- Established: 1921
- Branches: 1 central library, 7 branches, 8 member libraries, 2 academic branches, 1 bookmobile

Collection
- Size: 769,788 volumes

Access and use
- Circulation: 1,822,651 per year
- Population served: 354,515

Other information
- Budget: $8,838,009 (FY 2005)
- Employees: 158
- Website: www.bcls.lib.nj.us

= Burlington County Library =

The Burlington County Library (BCLS) is a public library system that serves 37 out of the 40 municipalities of Burlington County, New Jersey. The central headquarters is in Westampton. The library collection contains approximately 770,000 volumes, and its annual circulation was 1.8 million in 2005. The libraries of Moorestown, Mount Laurel, and Willingboro are not affiliated with the Burlington County Library System.

==History==
In 1921, the New Jersey Legislature passed a bill providing for the creation of a county library system via referendum for Burlington County. Proponents viewed the measure as a method to distribute books to the rural community and centralize library facilities. Burlington County voters approved the referendum by 73 percent, making the Burlington County Library System the first county library in New Jersey.

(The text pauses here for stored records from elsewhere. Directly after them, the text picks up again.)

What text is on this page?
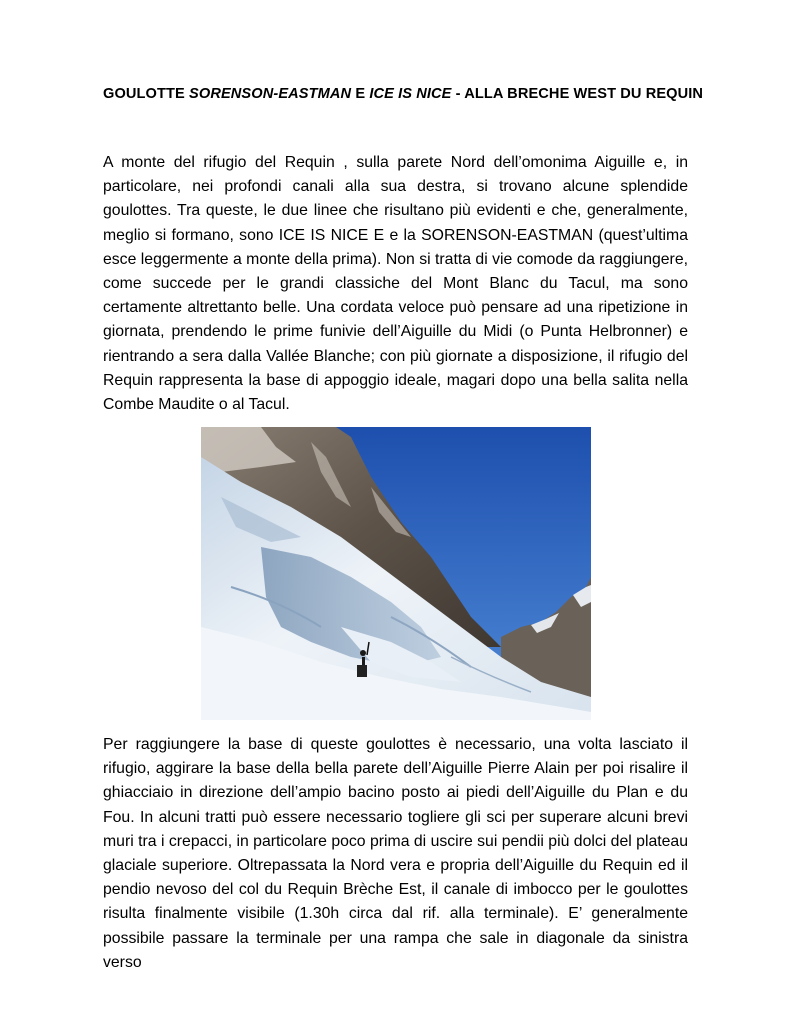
GOULOTTE SORENSON-EASTMAN E ICE IS NICE - ALLA BRECHE WEST DU REQUIN

A monte del rifugio del Requin , sulla parete Nord dell’omonima Aiguille e, in particolare, nei profondi canali alla sua destra, si trovano alcune splendide goulottes. Tra queste, le due linee che risultano più evidenti e che, generalmente, meglio si formano, sono ICE IS NICE E e la SORENSON-EASTMAN (quest’ultima esce leggermente a monte della prima). Non si tratta di vie comode da raggiungere, come succede per le grandi classiche del Mont Blanc du Tacul, ma sono certamente altrettanto belle. Una cordata veloce può pensare ad una ripetizione in giornata, prendendo le prime funivie dell’Aiguille du Midi (o Punta Helbronner) e rientrando a sera dalla Vallée Blanche; con più giornate a disposizione, il rifugio del Requin rappresenta la base di appoggio ideale, magari dopo una bella salita nella Combe Maudite o al Tacul.

Per raggiungere la base di queste goulottes è necessario, una volta lasciato il rifugio, aggirare la base della bella parete dell’Aiguille Pierre Alain per poi risalire il ghiacciaio in direzione dell’ampio bacino posto ai piedi dell’Aiguille du Plan e du Fou. In alcuni tratti può essere necessario togliere gli sci per superare alcuni brevi muri tra i crepacci, in particolare poco prima di uscire sui pendii più dolci del plateau glaciale superiore. Oltrepassata la Nord vera e propria dell’Aiguille du Requin ed il pendio nevoso del col du Requin Brèche Est, il canale di imbocco per le goulottes risulta finalmente visibile (1.30h circa dal rif. alla terminale). E’ generalmente possibile passare la terminale per una rampa che sale in diagonale da sinistra verso
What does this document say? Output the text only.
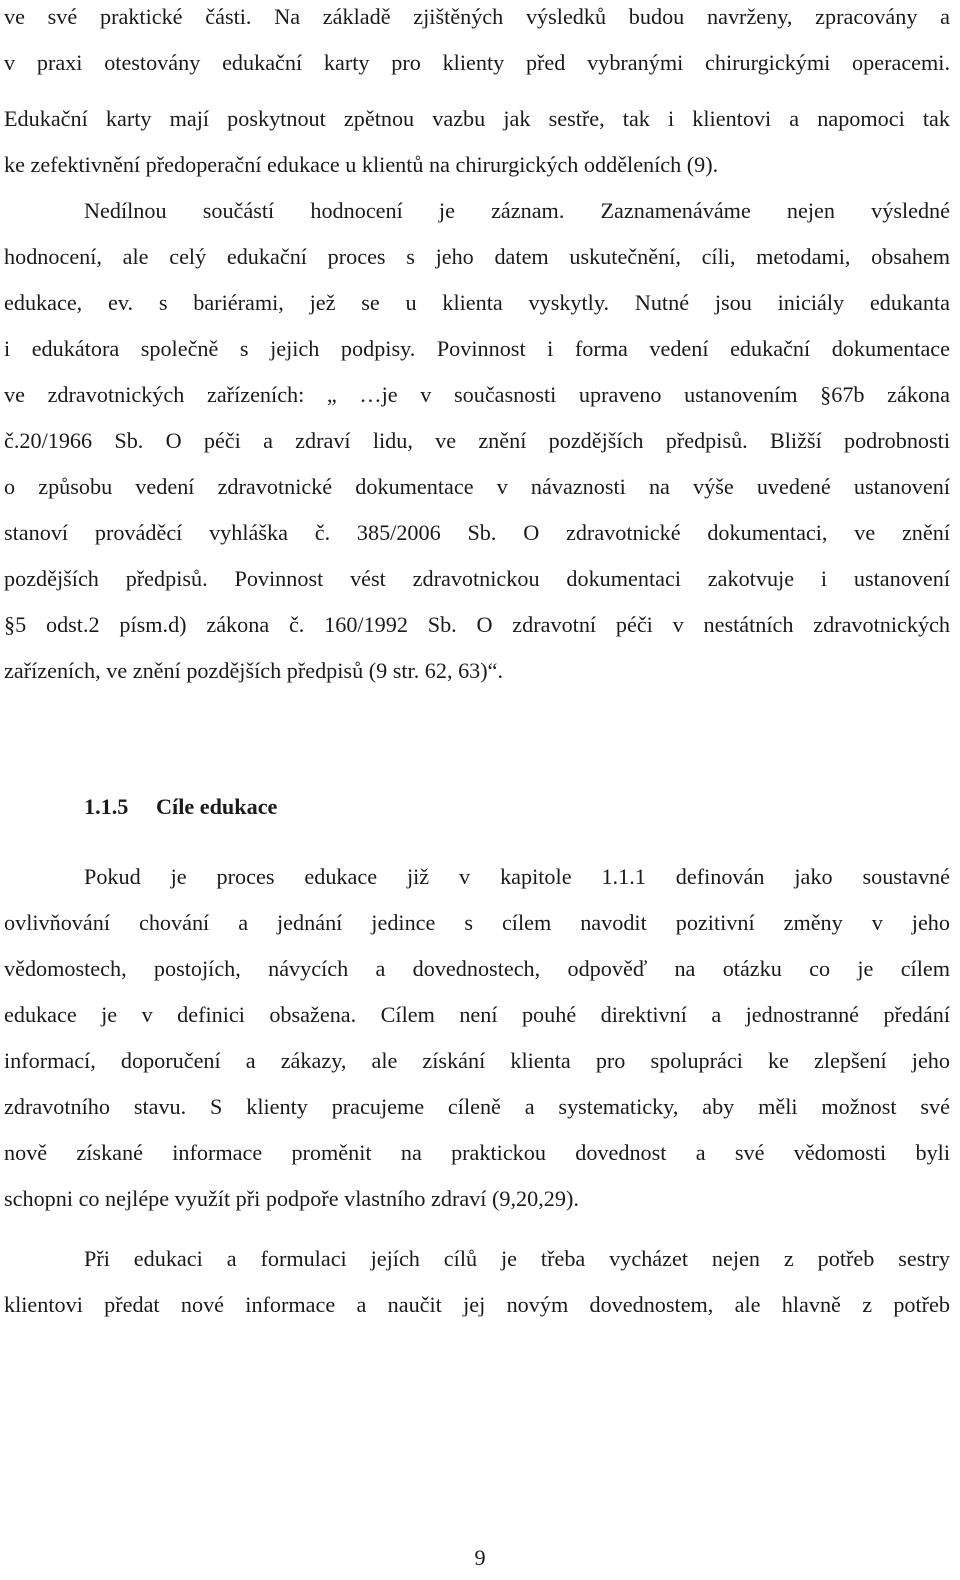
ve své praktické části. Na základě zjištěných výsledků budou navrženy, zpracovány a
v praxi otestovány edukační karty pro klienty před vybranými chirurgickými operacemi.
Edukační karty mají poskytnout zpětnou vazbu jak sestře, tak i klientovi a napomoci tak
ke zefektivnění předoperační edukace u klientů na chirurgických odděleních (9).
Nedílnou součástí hodnocení je záznam. Zaznamenáváme nejen výsledné
hodnocení, ale celý edukační proces s jeho datem uskutečnění, cíli, metodami, obsahem
edukace, ev. s bariérami, jež se u klienta vyskytly. Nutné jsou iniciály edukanta
i edukátora společně s jejich podpisy. Povinnost i forma vedení edukační dokumentace
ve zdravotnických zařízeních: „ …je v současnosti upraveno ustanovením §67b zákona
č.20/1966 Sb. O péči a zdraví lidu, ve znění pozdějších předpisů. Bližší podrobnosti
o způsobu vedení zdravotnické dokumentace v návaznosti na výše uvedené ustanovení
stanoví prováděcí vyhláška č. 385/2006 Sb. O zdravotnické dokumentaci, ve znění
pozdějších předpisů. Povinnost vést zdravotnickou dokumentaci zakotvuje i ustanovení
§5 odst.2 písm.d) zákona č. 160/1992 Sb. O zdravotní péči v nestátních zdravotnických
zařízeních, ve znění pozdějších předpisů (9 str. 62, 63)“.
1.1.5 Cíle edukace
Pokud je proces edukace již v kapitole 1.1.1 definován jako soustavné
ovlivňování chování a jednání jedince s cílem navodit pozitivní změny v jeho
vědomostech, postojích, návycích a dovednostech, odpověď na otázku co je cílem
edukace je v definici obsažena. Cílem není pouhé direktivní a jednostranné předání
informací, doporučení a zákazy, ale získání klienta pro spolupráci ke zlepšení jeho
zdravotního stavu. S klienty pracujeme cíleně a systematicky, aby měli možnost své
nově získané informace proměnit na praktickou dovednost a své vědomosti byli
schopni co nejlépe využít při podpoře vlastního zdraví (9,20,29).
Při edukaci a formulaci jejích cílů je třeba vycházet nejen z potřeb sestry
klientovi předat nové informace a naučit jej novým dovednostem, ale hlavně z potřeb
9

The library began as a small room of the Mount Holly YMCA, which functioned as the library's depository. Service consisted of delivering collections of books to various community distribution centers by a Model T library truck. In 1971, the library's new headquarters in Westampton was constructed.

==Branches==
The library's main headquarters is in Westampton, with branches in Bordentown, Cinnaminson, Evesham, Medford, Maple Shade, Pemberton, and Riverton. The library also maintains partnerships with "member" libraries in Beverly, Burlington City, Crosswicks, Delanco, Florence, Mount Holly, Riverside, and Vincentown. The academic libraries of Burlington County College (at Pemberton campus and Mount Laurel campus) are also part of the county-wide system. A bookmobile carries over 4,000 titles around the county between July and December.

==Membership==
All Burlington County residents, except for those residing in Moorestown, Willingboro and Mount Laurel, are eligible for free library membership. Since the Burlington County Library has reciprocal borrowing agreements with Atlantic and Ocean County libraries, cardholders of both libraries can apply for Burlington County Library membership. Likewise, Burlington County Library cardholders can apply for membership in the Atlantic and Ocean County libraries.